По дороге в Рамучяй кое-как упросил шофера остановиться на несколько минут у дома Кувикаса, брата Данты. Кувикас долго вертел письмо, недоверчиво разглядывал меня.
— Это за что ж его вывезли?
— Не знаю.
— Должен бы знать. — Он имел в виду, наверное, мою форму.
— Он просит изредка присылать луку, чесноку, сала.
— И там он, поди, лучше меня живет, если больше ничего не надо…
— Насколько я знаю, он в свое время спас ваше хозяйство от продажи с молотка.
— Ему, такому барину, это было раз плюнуть. Тысячи огребал.
— А для вас килограмм сала — проблема?
— Кабы знать, что не задарма, не чертям под хвост…
Я бесился, а он невозмутимо глядел на меня прищуренными глазами и хитровато улыбался.
— Если правда, что там за головку лука кучу денег не жалеют, тогда можно и послать кое-что.
Кувикас был доволен своей находчивостью. А у меня чесались руки. Оглядев помещение с земляным полом, в котором мы стояли, я увидел пианино, несколько шкафов из дорогого дерева и раззявленный, словно раскрытый зонтик, граммофон.
— С огромным удовольствием я поменял бы вас местами.
Я забрал у него из рук непрочитанное письмо и вышел.
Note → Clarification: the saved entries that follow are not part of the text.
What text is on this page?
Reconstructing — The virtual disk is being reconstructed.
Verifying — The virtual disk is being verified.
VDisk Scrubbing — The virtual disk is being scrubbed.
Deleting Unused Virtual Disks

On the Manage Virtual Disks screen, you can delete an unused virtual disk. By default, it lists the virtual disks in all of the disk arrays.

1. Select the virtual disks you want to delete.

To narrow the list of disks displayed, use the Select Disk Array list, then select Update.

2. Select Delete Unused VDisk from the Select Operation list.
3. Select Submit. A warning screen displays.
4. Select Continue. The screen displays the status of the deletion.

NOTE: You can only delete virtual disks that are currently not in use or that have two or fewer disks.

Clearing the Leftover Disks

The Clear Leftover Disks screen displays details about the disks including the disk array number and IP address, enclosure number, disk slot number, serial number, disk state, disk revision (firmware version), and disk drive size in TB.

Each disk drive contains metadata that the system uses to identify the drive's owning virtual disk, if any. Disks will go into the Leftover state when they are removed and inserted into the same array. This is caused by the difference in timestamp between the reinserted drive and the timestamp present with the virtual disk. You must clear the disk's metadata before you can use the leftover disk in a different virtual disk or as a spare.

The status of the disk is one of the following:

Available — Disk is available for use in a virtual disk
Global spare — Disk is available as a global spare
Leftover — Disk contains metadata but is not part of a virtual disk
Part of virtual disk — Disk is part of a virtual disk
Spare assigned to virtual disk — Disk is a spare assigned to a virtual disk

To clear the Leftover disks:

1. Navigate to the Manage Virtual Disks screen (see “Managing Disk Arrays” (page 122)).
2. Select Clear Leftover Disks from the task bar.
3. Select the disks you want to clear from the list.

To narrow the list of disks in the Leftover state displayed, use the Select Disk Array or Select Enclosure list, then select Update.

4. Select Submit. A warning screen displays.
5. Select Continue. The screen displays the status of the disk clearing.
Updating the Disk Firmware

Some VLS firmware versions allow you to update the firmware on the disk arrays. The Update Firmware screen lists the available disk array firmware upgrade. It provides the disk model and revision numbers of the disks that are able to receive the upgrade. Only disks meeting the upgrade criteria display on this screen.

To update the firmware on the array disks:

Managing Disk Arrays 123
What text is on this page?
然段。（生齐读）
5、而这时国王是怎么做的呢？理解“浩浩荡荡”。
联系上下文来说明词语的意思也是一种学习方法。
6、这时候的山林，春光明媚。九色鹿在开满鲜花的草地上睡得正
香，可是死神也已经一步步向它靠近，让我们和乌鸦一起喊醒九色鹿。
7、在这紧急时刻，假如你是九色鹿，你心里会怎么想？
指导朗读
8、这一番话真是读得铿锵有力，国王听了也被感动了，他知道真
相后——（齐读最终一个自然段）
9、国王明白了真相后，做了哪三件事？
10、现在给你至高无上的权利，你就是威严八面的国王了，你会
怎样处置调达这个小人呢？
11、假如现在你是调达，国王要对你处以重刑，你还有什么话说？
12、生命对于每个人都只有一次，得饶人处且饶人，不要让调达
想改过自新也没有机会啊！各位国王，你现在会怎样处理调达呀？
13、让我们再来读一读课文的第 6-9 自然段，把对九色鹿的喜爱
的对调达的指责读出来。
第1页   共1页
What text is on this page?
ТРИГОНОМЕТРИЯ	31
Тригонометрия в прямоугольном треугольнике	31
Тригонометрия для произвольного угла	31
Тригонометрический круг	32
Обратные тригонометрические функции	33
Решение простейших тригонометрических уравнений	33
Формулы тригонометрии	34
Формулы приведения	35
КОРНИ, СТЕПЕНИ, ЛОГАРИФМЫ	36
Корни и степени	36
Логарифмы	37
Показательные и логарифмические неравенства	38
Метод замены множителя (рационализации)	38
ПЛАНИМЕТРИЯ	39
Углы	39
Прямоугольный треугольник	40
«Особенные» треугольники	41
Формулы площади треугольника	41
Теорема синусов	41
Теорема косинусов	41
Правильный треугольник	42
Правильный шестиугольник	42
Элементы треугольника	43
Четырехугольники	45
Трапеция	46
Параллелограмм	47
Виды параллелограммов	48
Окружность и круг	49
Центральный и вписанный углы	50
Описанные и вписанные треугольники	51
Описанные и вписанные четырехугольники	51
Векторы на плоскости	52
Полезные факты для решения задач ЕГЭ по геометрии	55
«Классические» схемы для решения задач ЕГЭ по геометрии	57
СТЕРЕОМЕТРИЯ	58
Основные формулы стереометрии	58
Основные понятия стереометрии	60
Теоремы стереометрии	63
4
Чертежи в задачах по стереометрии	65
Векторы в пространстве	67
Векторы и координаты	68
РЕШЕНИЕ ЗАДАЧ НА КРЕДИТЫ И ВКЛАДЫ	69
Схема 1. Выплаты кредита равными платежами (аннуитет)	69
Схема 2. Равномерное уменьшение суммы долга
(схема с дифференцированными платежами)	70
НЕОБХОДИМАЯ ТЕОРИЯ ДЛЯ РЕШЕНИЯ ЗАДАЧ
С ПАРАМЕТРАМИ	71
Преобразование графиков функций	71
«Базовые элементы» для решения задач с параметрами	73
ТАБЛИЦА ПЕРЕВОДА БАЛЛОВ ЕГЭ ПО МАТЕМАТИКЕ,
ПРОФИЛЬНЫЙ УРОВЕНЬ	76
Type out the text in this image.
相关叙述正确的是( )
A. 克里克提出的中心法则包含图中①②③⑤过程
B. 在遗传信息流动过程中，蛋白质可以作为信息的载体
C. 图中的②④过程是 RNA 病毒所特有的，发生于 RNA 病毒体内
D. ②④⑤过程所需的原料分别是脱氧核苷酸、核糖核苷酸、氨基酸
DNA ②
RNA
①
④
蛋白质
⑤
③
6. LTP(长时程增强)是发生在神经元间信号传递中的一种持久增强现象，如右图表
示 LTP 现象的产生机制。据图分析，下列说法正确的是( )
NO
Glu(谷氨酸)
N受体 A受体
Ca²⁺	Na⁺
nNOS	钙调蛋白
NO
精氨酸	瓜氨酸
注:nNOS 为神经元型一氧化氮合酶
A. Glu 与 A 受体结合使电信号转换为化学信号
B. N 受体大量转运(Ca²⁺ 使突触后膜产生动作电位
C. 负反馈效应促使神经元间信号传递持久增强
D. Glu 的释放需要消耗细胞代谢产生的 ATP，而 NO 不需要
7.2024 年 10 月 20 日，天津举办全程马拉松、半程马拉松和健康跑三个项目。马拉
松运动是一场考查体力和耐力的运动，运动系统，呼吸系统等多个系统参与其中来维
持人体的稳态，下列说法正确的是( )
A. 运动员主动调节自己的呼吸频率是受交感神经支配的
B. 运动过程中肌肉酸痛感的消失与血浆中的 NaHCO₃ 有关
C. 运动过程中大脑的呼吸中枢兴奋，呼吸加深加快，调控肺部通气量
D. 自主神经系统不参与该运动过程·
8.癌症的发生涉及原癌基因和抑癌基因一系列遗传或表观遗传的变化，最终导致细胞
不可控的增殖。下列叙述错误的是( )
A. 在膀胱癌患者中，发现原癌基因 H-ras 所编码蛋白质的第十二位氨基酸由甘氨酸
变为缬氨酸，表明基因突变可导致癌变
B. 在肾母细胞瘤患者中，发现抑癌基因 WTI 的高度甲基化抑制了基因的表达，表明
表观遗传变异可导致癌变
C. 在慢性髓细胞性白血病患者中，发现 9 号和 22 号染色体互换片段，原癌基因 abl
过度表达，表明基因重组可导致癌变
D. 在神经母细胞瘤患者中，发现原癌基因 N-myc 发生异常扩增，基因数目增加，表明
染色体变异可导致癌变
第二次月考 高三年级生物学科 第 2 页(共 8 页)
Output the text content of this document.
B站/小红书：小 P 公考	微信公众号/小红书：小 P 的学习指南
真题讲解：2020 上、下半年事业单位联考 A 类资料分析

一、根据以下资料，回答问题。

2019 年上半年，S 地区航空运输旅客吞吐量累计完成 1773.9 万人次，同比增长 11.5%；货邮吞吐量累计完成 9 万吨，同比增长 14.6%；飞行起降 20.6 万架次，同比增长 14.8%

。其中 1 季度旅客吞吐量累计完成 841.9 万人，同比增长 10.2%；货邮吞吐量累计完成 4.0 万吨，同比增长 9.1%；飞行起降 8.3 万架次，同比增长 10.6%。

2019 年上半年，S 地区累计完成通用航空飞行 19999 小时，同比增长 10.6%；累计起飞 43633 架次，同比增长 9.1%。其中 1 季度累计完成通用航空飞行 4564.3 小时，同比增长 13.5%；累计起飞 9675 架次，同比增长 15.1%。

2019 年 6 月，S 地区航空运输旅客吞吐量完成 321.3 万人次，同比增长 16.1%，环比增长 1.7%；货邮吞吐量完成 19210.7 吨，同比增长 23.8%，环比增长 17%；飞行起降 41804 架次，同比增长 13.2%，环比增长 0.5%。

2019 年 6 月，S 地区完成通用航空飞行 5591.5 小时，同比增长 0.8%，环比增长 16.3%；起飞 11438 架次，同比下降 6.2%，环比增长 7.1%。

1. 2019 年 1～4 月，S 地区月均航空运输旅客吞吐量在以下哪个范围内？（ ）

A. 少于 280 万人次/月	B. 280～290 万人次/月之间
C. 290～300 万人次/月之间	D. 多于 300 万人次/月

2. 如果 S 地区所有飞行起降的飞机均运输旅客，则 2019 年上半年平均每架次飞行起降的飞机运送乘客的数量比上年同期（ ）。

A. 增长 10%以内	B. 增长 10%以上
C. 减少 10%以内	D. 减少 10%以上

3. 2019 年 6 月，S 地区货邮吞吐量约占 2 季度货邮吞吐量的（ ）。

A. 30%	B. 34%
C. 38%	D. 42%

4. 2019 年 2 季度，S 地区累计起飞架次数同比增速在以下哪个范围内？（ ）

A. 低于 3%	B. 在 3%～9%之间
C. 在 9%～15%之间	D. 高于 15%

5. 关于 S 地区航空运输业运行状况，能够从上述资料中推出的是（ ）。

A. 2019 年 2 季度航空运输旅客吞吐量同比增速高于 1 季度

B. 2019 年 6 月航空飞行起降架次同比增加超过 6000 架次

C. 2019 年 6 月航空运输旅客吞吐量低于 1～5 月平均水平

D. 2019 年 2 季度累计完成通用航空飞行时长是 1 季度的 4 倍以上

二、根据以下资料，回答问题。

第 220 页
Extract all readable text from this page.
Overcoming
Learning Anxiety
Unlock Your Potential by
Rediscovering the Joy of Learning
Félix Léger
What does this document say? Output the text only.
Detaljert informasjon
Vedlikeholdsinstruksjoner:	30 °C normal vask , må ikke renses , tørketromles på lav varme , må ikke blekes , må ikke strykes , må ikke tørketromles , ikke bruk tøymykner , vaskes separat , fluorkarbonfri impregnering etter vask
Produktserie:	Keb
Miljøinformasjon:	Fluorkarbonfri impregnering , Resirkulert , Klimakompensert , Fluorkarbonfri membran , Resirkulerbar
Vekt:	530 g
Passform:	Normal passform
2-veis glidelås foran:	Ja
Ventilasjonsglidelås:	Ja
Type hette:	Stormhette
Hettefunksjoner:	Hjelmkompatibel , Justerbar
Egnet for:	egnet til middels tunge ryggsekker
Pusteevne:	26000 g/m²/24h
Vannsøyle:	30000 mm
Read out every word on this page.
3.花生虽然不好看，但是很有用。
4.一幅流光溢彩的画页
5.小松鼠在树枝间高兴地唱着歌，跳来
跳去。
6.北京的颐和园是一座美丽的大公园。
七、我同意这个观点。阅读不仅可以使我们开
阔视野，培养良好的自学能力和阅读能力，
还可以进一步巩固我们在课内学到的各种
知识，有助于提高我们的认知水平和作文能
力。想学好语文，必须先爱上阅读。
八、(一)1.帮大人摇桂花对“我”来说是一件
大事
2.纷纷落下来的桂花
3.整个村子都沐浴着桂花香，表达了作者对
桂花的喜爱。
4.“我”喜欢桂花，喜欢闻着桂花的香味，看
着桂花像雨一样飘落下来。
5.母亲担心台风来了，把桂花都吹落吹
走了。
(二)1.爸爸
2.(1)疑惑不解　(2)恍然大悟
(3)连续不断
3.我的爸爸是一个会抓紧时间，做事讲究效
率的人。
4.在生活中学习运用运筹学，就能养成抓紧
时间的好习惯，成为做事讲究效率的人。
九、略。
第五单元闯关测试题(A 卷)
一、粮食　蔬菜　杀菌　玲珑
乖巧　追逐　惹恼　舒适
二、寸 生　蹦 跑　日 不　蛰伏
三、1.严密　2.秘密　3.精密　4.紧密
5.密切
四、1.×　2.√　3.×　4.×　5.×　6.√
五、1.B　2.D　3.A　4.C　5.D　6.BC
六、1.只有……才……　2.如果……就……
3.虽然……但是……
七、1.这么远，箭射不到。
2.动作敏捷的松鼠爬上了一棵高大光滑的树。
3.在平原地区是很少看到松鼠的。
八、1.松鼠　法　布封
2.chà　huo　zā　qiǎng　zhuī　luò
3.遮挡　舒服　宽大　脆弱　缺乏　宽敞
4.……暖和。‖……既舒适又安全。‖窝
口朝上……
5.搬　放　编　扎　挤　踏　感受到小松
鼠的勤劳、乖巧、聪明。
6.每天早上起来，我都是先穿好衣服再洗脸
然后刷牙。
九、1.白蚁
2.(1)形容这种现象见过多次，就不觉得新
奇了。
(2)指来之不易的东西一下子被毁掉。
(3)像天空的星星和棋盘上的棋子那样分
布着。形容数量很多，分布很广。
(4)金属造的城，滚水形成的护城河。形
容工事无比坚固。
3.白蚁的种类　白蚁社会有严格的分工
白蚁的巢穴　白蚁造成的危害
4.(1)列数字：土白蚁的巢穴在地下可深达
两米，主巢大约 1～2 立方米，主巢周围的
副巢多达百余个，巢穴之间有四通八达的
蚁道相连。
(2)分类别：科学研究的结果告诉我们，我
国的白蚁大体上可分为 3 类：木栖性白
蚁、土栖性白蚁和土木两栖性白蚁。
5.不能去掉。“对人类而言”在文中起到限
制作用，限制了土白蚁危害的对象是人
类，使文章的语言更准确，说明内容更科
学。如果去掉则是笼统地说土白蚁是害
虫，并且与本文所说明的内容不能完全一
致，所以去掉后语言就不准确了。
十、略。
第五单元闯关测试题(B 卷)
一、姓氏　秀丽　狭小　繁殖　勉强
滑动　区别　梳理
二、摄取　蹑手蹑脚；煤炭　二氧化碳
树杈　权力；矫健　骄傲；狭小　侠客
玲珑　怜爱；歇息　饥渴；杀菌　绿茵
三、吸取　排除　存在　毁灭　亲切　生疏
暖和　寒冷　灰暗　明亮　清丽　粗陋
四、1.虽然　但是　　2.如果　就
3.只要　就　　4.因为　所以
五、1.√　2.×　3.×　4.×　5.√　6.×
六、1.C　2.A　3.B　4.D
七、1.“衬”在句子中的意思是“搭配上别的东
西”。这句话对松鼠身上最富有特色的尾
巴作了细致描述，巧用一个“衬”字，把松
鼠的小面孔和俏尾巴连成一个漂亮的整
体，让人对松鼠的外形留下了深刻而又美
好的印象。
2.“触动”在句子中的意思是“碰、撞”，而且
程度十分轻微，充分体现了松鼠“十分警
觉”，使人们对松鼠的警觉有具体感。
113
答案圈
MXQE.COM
Шофер нетерпеливо гудел, вызывая меня. Гудки автомашины, по-моему, совсем сбили с толку Кувикаса.
В Дегесяй шофер ссадил меня на площади Победы и помчался дальше. Я огляделся. Здание апилинки и дома вокруг него были сожжены дотла. У разрушенной казармы свалены в кучу, видно еще с осени привезенные, Кирпичи, песок, известь. Крыши на разрушенной стороне дома нет. Сквозь отворенные двери видны были куры, бродившие по коридору. Внутри на почерневших, прогнивших досках — лужи застоявшейся воды. Тишина. Слышно, как гребутся по полу куры.